11 comments on “Pastors: The Importance of Hanging Out”

  1. SandBFlag says:

    What does a pastor do if he feels like he doesn’t have friends in his church? He can’t just crash parties and if the church is cliqueish or familial how can he penetrate that?

    1. SandBFlag,

      If a pastor doesn’t have friends in his church, he is probably on a pedestal and/or in a condescending relationship with his congregation. At any rate, something is wrong… really. This is a dangerous place to be as the more isolated a pastor becomes, the less capable he is to share his own real life and struggles.

      I would say that the key is making that first real friendship. Once you broken that barrier, the rest can come in a more natural way.

    2. Vic says:

      well sir what you have to do is build relationships. That’s the primary goal as a pastor, in my opinion. How can you lead the flock if your not relational? Not you but you in general haha. Try having fellowship time at your house or at the church. I pray that this helps

      God bless

  2. Sam Rainer says:

    SandBFlag – Sometimes a pastor has to lead by example by taking the initiative. If others aren’t reaching out, then he must. I would recommend inviting others out for lunch following the Sunday services, without focusing on one clique or group.

  3. SandBFlag says:

    Keep beating on the wall. Take the initiative, realize that perhaps previous leaders were possibly not relational, and so people are surprised you want to be.

    Or, the prior pastor was there a nice, long time and was deeply beloved, and so you have to spend a lot of time to demonstrate that while you are different, you still are interested in them.
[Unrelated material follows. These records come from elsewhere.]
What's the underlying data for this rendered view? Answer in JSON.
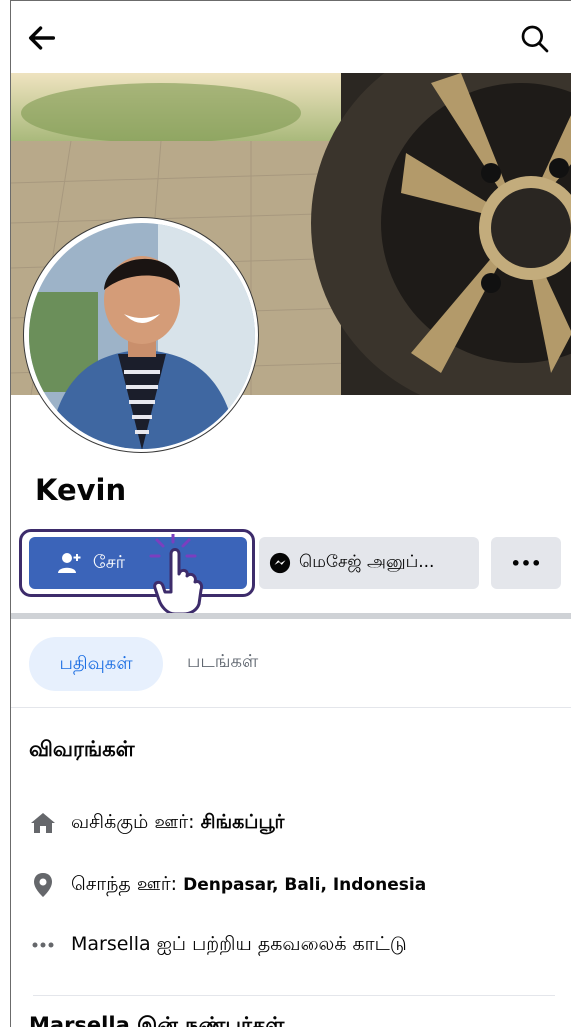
{
  "header": {
    "back_icon": "arrow-left-icon",
    "search_icon": "search-icon"
  },
  "profile": {
    "name": "Kevin"
  },
  "actions": {
    "add_label": "சேர்",
    "message_label": "மெசேஜ் அனுப்...",
    "more_label": "•••"
  },
  "tabs": {
    "posts": "பதிவுகள்",
    "photos": "படங்கள்"
  },
  "about": {
    "title": "விவரங்கள்",
    "lives_label": "வசிக்கும் ஊர்:",
    "lives_value": "சிங்கப்பூர்",
    "from_label": "சொந்த ஊர்:",
    "from_value": "Denpasar, Bali, Indonesia",
    "more_info": "Marsella ஐப் பற்றிய தகவலைக் காட்டு"
  },
  "friends": {
    "title": "Marsella இன் நண்பர்கள்"
  },
  "colors": {
    "primary": "#3b64b9",
    "secondary_button": "#e4e6eb",
    "tab_active_bg": "#e7f0fd",
    "tab_active_text": "#1b6ee3",
    "highlight_border": "#3d2c6b"
  }
}
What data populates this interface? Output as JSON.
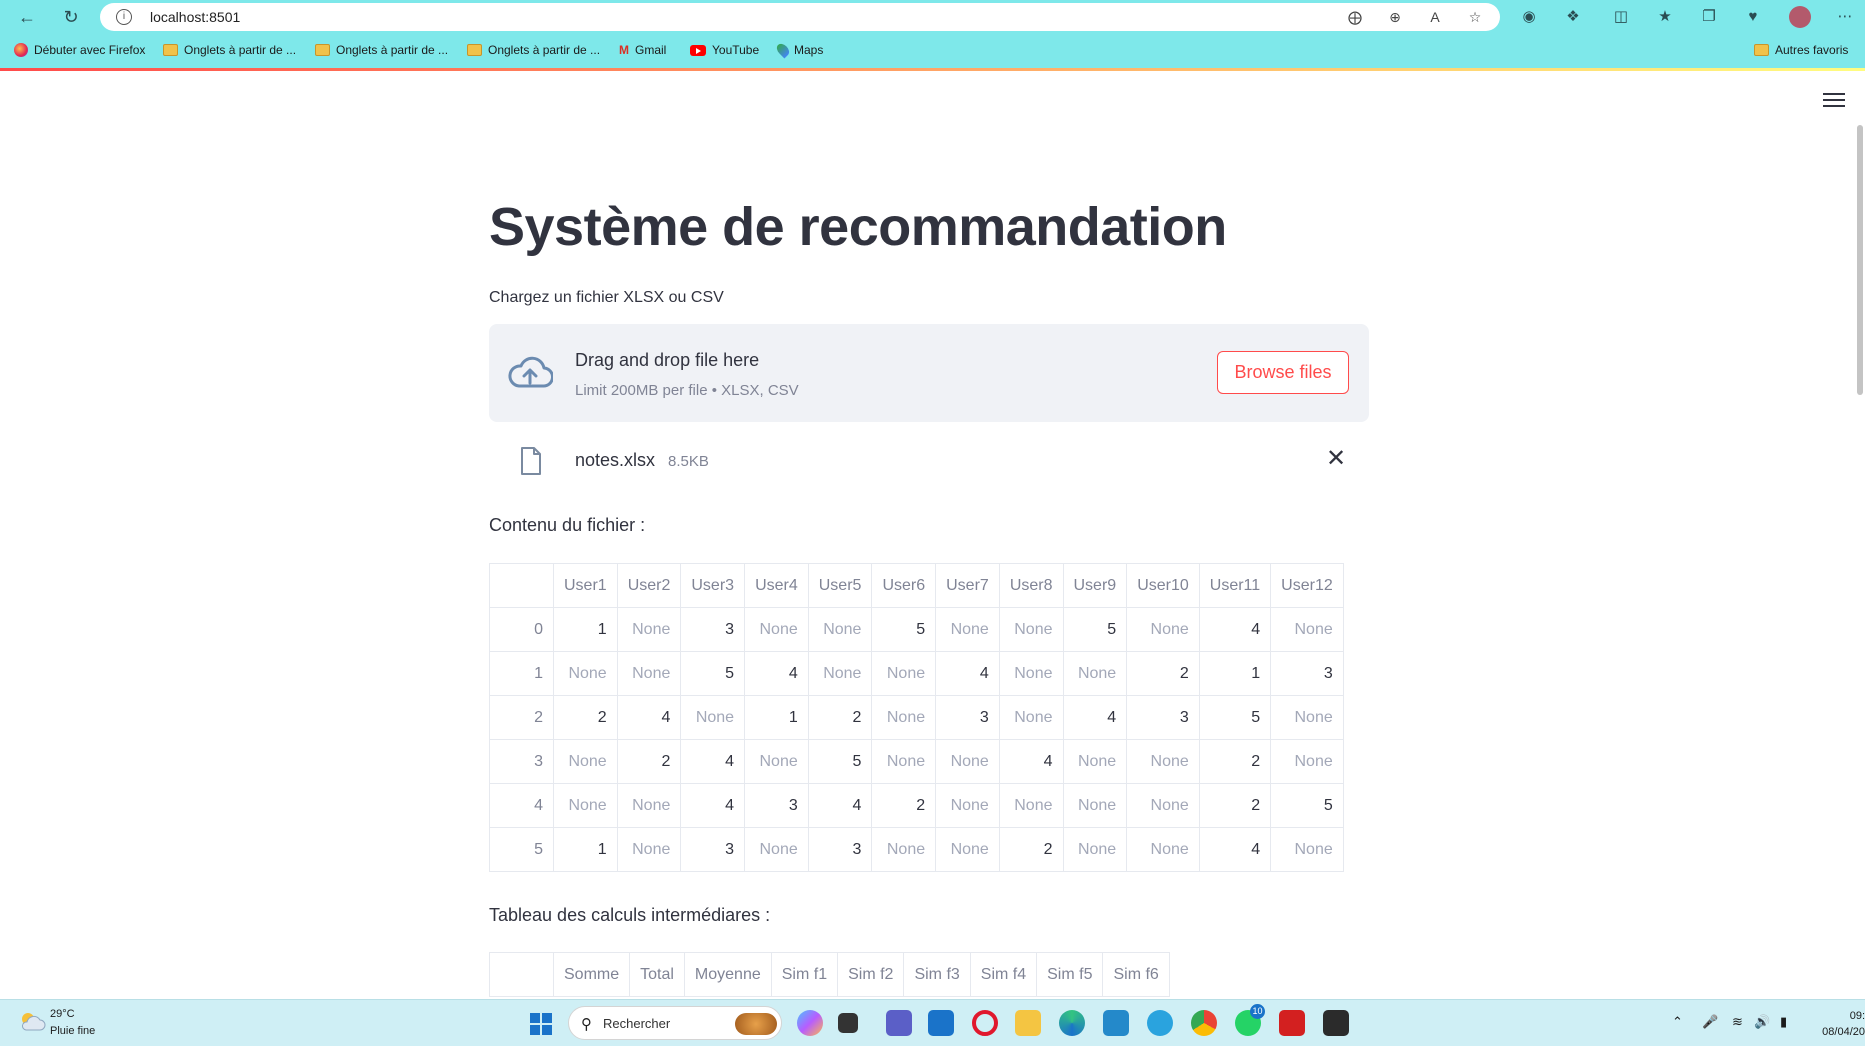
{
  "browser": {
    "url": "localhost:8501",
    "bookmarks": [
      {
        "label": "Débuter avec Firefox",
        "icon": "firefox-icon"
      },
      {
        "label": "Onglets à partir de ...",
        "icon": "folder-icon"
      },
      {
        "label": "Onglets à partir de ...",
        "icon": "folder-icon"
      },
      {
        "label": "Onglets à partir de ...",
        "icon": "folder-icon"
      },
      {
        "label": "Gmail",
        "icon": "gmail-icon"
      },
      {
        "label": "YouTube",
        "icon": "youtube-icon"
      },
      {
        "label": "Maps",
        "icon": "maps-icon"
      }
    ],
    "other_bookmarks": "Autres favoris",
    "accent_colors": {
      "toolbar": "#7ee8ea",
      "streamlit_red": "#ff4b4b"
    }
  },
  "app": {
    "title": "Système de recommandation",
    "uploader": {
      "label": "Chargez un fichier XLSX ou CSV",
      "drop_text": "Drag and drop file here",
      "limit_text": "Limit 200MB per file • XLSX, CSV",
      "browse_label": "Browse files"
    },
    "uploaded_file": {
      "name": "notes.xlsx",
      "size": "8.5KB"
    },
    "file_content_label": "Contenu du fichier :",
    "ratings_table": {
      "columns": [
        "",
        "User1",
        "User2",
        "User3",
        "User4",
        "User5",
        "User6",
        "User7",
        "User8",
        "User9",
        "User10",
        "User11",
        "User12"
      ],
      "rows": [
        [
          "0",
          "1",
          "None",
          "3",
          "None",
          "None",
          "5",
          "None",
          "None",
          "5",
          "None",
          "4",
          "None"
        ],
        [
          "1",
          "None",
          "None",
          "5",
          "4",
          "None",
          "None",
          "4",
          "None",
          "None",
          "2",
          "1",
          "3"
        ],
        [
          "2",
          "2",
          "4",
          "None",
          "1",
          "2",
          "None",
          "3",
          "None",
          "4",
          "3",
          "5",
          "None"
        ],
        [
          "3",
          "None",
          "2",
          "4",
          "None",
          "5",
          "None",
          "None",
          "4",
          "None",
          "None",
          "2",
          "None"
        ],
        [
          "4",
          "None",
          "None",
          "4",
          "3",
          "4",
          "2",
          "None",
          "None",
          "None",
          "None",
          "2",
          "5"
        ],
        [
          "5",
          "1",
          "None",
          "3",
          "None",
          "3",
          "None",
          "None",
          "2",
          "None",
          "None",
          "4",
          "None"
        ]
      ]
    },
    "intermediate_label": "Tableau des calculs intermédiares :",
    "intermediate_table": {
      "columns": [
        "",
        "Somme",
        "Total",
        "Moyenne",
        "Sim f1",
        "Sim f2",
        "Sim f3",
        "Sim f4",
        "Sim f5",
        "Sim f6"
      ]
    }
  },
  "taskbar": {
    "weather_temp": "29°C",
    "weather_desc": "Pluie fine",
    "search_placeholder": "Rechercher",
    "whatsapp_badge": "10",
    "clock_time": "09:",
    "clock_date": "08/04/20"
  }
}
    Where I am, the immediate predecessor wasn’t strong in relationships, but his predecessor was the founding pastor of the church, and had spent 20 years with the folks. So, in 23 years before me, they had 2 pastors. One for 20 years, one for 2. Guess what? It’s hard to crack in on the relational level. So far, in a little over a year, there’s one extended family that we’ve develop a non-Sunday relationship with. So, we’re trying to strengthen that one, and build one or two more, and go from there.

    I hear your frustration. It takes you taking the initiative and takes a lot of calendar, not so much in hours a day, but more as months. It may take 10 minutes a day, for 2 years, but you can’t substitute an hour a day for 3 months. And it’s a frustration, but you aren’t alone with it. Some pastors are much more natural relationship people, just like some seem to be natural preachers, teachers, counselors, or hospital visitors. Some of us, like myself, are much more human and have to work at all of it.

    So,keep trying. And find some good blogs at the least to come on and ask questions and voice any frustrations.


  4. Tim Farley says:

    What about pastors in a multi-staff church hanging out with one another? I am an associate pastor and I feel our staff could do a better job of this (much better). In my experience and through observing others, this is an area of great neglect in churches. How can a staff break down walls and become vulnerable to each other if they do not know one another except in the office and they never share their private lives?

  5. Sam Rainer says:

    Tim –

    Great point. I too serve at a multi-site church. There can be a natural disconnect between campuses. It’s critically important that everyone is on the same page and able to model church unity for the rest of the body.